# Isp decimator g string vs mxr smart gate vs rocktron guitar silencer???



## thuglyduckling2 (Apr 7, 2011)

So i am in need of a good gate and my head is about to explode from trying to decide between these pedals....

My chain as of right now is a mk vex deluxe>boss tu-2>crybaby>maxxon od808>mxr smartgate>mesa dual rec 100 watt solo head>marshall 1960 bv 4x12 w/2 v30's and 2 g12's and for the loop I run a rocktron hush pedal.

I like the idea of the smart gate but it really does cut some of my sustain and to get that to stop i get to much feedback at that point......

I love my hush it works wonders so im thinking maybe this new guitar silencer by rocktron is awesome but ive heard nothing about it and as for the g string ive heard plenty of good about it but never tried one(ha)...... can anyone help me cause id like to return this smart gate and get something better if i can?

The gain on my od and head are both a little under 12 o clock and im using the stock [FONT=Arial, Helvetica, sans-serif]Rockfield Black Betty (active) pups that i lowered.
[/FONT]


----------



## TRENCHLORD (Apr 7, 2011)

Out of the 2 noise gates I've owned (ISPDecimator $139)(BOSS NS-2) The ISP lit it up. I think running it at about 9-10:00 even enhances your signal fidelity. I run the 81 pickup so noise ain't much problem anyway, but to my ears it just cleans (in a good way) up your signal a little.


----------



## signalgrey (Apr 7, 2011)

im going through the same issues right now.

ive hear only good things about the ISP stuff. But what im confused by is the G-string version. if im not mistaken its designed to be used in the four cable method and.

i think im going ISP

BUT...theres the MXR smart gate...


----------



## thuglyduckling2 (Apr 7, 2011)

signalgrey said:


> im going through the same issues right now.
> 
> ive hear only good things about the ISP stuff. But what im confused by is the G-string version. if im not mistaken its designed to be used in the four cable method and.
> 
> ...



have you looked into the rocktron guitar silencer? its also a four 1/4" input output style for the front and back of an amp and its also cheaper than the g string. as i mentioned above i have the hush which is an awesome pedal but its not really a gate. i just wish i could try the thing out


----------



## 155 (Apr 7, 2011)

yeah im waitin for a review of the guitar silencer....just order it if it sucks send it back


----------



## ibanez4lifesz (Apr 7, 2011)

ISP is the way to go for noise reduction, no questions asked!


----------



## Inazone (Apr 7, 2011)

I had the original Rocktron Guitar Silencer rack unit, as well as the Hush IICX, Hush IIB and the blue two-button pedal from several years back. It's worth pointing out that there is a difference between the Hush _product name_ and Hush _function_. The Hush _function_ is separate from a traditional noise gate, and is the component that primarily reduces hiss and buzz. The Guitar Silencer acts as two different components, with the gate portion being more suited toward killing feedback.

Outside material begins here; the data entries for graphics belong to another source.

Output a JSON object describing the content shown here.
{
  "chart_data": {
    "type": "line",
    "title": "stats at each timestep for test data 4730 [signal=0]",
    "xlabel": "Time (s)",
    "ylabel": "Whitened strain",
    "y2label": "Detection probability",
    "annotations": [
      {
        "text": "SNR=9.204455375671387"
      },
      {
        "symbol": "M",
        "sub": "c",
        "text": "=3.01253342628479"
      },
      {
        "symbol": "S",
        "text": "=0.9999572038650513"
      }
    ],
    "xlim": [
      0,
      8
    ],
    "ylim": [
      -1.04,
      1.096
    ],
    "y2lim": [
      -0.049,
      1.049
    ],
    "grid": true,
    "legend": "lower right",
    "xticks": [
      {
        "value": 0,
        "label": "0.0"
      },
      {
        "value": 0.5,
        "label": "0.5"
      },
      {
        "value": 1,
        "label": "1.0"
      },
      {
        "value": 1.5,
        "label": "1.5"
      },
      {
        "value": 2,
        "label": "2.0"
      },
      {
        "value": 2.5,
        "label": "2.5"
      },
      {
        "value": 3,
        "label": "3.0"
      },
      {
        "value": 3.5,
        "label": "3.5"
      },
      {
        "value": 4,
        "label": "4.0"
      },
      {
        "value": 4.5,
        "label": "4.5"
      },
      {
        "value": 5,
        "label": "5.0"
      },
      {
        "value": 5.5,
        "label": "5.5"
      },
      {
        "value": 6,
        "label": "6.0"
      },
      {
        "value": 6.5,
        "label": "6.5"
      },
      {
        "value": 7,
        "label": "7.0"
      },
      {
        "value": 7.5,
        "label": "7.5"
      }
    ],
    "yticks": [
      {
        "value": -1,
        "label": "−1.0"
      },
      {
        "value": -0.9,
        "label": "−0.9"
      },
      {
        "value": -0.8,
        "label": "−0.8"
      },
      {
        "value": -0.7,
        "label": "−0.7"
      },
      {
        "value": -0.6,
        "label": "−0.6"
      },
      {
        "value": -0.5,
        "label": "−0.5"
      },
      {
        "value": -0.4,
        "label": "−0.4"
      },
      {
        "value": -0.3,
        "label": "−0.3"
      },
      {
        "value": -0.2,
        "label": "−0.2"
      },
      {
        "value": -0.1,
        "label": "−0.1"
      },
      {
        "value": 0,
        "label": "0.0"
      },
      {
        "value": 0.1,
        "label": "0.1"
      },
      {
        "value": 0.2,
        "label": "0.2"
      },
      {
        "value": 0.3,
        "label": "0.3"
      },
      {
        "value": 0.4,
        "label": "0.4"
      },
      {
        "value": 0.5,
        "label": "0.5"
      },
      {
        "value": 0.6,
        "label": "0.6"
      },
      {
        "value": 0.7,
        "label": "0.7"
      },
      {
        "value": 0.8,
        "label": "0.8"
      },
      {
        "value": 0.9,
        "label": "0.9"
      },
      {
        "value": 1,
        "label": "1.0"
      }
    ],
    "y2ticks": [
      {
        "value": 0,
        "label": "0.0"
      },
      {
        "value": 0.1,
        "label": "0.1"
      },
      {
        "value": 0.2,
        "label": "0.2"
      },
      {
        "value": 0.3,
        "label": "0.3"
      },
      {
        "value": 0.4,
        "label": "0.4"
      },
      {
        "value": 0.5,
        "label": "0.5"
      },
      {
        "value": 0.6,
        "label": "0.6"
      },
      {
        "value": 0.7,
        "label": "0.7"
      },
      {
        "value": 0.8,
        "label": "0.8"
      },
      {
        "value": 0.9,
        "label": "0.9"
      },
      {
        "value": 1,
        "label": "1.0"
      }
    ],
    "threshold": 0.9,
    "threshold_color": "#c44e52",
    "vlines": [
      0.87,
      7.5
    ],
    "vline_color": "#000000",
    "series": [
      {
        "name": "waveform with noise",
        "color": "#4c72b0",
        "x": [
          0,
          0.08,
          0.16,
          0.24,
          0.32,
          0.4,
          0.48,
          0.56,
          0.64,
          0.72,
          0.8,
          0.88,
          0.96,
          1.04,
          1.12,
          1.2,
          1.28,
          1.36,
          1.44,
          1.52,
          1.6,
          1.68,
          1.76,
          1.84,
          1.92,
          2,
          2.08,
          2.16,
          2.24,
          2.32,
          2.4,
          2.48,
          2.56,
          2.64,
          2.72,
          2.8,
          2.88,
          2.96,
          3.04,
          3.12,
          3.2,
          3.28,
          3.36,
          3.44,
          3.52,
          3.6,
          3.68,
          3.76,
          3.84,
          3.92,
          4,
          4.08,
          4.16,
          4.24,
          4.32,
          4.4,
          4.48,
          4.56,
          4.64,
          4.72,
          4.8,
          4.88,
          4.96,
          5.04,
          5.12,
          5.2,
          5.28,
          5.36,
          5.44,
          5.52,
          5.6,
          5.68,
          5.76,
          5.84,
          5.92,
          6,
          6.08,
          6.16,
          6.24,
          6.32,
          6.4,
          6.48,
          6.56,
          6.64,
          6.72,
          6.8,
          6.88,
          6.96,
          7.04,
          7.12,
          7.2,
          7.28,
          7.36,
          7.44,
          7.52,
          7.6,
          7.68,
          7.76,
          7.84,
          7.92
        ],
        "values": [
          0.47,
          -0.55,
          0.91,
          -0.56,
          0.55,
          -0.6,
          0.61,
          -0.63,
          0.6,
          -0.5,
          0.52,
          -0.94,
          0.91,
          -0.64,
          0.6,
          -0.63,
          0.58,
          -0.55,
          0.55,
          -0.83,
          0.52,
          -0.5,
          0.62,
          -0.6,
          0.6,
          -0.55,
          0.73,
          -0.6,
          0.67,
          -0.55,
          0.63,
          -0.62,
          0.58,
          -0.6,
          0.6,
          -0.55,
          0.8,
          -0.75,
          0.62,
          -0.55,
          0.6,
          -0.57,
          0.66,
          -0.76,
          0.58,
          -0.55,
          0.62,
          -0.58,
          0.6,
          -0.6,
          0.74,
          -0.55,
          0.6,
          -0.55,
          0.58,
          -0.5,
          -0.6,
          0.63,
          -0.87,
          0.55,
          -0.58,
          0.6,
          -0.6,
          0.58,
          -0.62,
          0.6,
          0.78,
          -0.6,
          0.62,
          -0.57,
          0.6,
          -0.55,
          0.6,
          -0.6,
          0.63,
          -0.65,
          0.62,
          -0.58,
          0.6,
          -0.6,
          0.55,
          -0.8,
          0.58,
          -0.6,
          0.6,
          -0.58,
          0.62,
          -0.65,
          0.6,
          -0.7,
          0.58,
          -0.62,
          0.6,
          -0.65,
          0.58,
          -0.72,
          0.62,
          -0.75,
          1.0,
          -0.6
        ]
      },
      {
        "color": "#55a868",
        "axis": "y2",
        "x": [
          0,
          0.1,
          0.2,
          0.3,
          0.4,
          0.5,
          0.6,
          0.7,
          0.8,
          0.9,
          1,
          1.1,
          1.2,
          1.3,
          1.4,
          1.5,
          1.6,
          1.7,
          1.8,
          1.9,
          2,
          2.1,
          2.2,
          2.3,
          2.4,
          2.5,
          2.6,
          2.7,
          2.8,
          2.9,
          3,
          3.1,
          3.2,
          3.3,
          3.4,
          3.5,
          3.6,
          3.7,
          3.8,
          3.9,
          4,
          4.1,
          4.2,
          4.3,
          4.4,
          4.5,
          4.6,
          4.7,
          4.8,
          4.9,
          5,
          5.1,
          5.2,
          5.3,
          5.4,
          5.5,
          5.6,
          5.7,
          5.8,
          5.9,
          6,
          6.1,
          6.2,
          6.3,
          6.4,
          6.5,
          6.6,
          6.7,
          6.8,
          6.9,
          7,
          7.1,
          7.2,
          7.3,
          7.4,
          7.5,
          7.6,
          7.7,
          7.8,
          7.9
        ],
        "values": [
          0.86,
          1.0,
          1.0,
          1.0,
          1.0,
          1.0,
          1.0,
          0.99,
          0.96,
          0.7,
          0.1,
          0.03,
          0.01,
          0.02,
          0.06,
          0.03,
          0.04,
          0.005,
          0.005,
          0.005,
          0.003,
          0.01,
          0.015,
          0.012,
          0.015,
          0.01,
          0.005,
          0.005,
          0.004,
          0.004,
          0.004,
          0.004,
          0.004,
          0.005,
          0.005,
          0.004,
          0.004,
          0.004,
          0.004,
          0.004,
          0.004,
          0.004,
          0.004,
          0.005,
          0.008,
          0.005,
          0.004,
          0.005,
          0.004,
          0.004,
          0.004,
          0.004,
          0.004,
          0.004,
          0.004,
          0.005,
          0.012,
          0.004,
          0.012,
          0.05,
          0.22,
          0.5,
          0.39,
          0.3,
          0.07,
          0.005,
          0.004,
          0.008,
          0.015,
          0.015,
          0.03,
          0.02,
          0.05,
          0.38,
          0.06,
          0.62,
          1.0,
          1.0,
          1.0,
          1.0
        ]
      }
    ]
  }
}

I know that ISP came to the forefront over the past few years, but now that Rocktron finally came back to treating the Hush and gate functions as two separate things in a single device, it's really worth considering. My drummer just bought the new Guitar Silencer pedal for his recording studio, and I'm going to try it out tomorrow night to see if it's worth replacing my older Hush pedal.


----------



## amarshism (Apr 7, 2011)

Have no experience with the others but am loving the ISP in my rack.


----------



## Rossness (Apr 7, 2011)

ibanez4lifesz said:


> ISP is the way to go for noise reduction, no questions asked!



+1


----------



## Krigloch the Furious (Apr 7, 2011)

I have the standard Decimator. Thing works very well.
My Ampeg used to scream like crazy. Now it's extremely quiet and tone and everything is the same.


----------



## sh4z (Apr 7, 2011)

I have the Pedal ISP Decimator G-String - It works! I run mine through in front of and in the effects loop of my amp. When I stop playing there is literally no noise at all. For tight punchy palm muted rhythm  awesome. I have not noticed any negative tone suck or sustain loss ** Providing you dial the isp correctly ** 

The only issue I have is with my amp's reverb. due to how the decimator g-string works - it cuts reverb instead of letting it trail off. This can be fixed by running reverb and/or delay effects after the decimator.


----------



## Double A (Apr 7, 2011)

sh4z said:


> I have the Pedal ISP Decimator G-String - It works! I run mine through in front of and in the effects loop of my amp. When I stop playing there is literally no noise at all. For tight punchy palm muted rhythm  awesome. I have not noticed any negative tone suck or sustain loss ** Providing you dial the isp correctly **
> 
> The only issue I have is with my amp's reverb. due to how the decimator g-string works - it cuts reverb instead of letting it trail off. This can be fixed by running reverb and/or delay effects after the decimator.


I can vouch for the ISP Decimator G String too. I use it with an already noisy 6505+ with an even noisier Ibanez TS7 and a Keeley 4 knob compressor pedal that also adds a little bit more drive and my rig is dead quiet. Nothing when I am not playing. When I turn the g string off it is like hearing 1000 snakes coming at you. I honestly do not know how I had ever played my amp without the G String. 

But like Sh4z says, any effects like delay, reverb etc need to be placed after the Decimator. Not really a big deal it would be the same set up with any noise suppressor.


----------



## Lukifer (Apr 14, 2011)

Resurrect the thread!!! I was about to start a new thread but glad I did a search.

So I have a chance to buy a Rocktron Guitar Silencer for $50 but know squat about it. Anyone try one out yet??? Reviews, experience, heard from a buddy..... anything??? I dont want it to sell but I dont want to buy it if it sucks!!


----------



## signalgrey (Apr 14, 2011)

i decided on the G-String personally.


----------



## Acatalepsy (Apr 14, 2011)

Definitely ISP. I've owned the Boss ns-2 as well and it wasn't nearly as good. I've also used my mate's mxr smartgate a couple of times and it was pretty good as well, though not a patch on the ISP.


----------



## Lukifer (Apr 14, 2011)

If I could find one for $50 I may choose that!! But tight budget minded people like myself Im almost gonna go with the Rocktron solely on price and hope it doesnt suck haha!


----------



## Inazone (Apr 15, 2011)

The Rocktron won't suck. I've tried the new Hush (not Guitar Silencer) and it does a pretty good job. The Guitar Silencer will work better, but costs $100.


----------



## ryan9896 (Apr 15, 2011)

ibanez4lifesz said:


> ISP is the way to go for noise reduction, no questions asked!


 

yeah to this^ everyone else is just trying to copy ISP at this point cuz they are looking like fools, IMO.


----------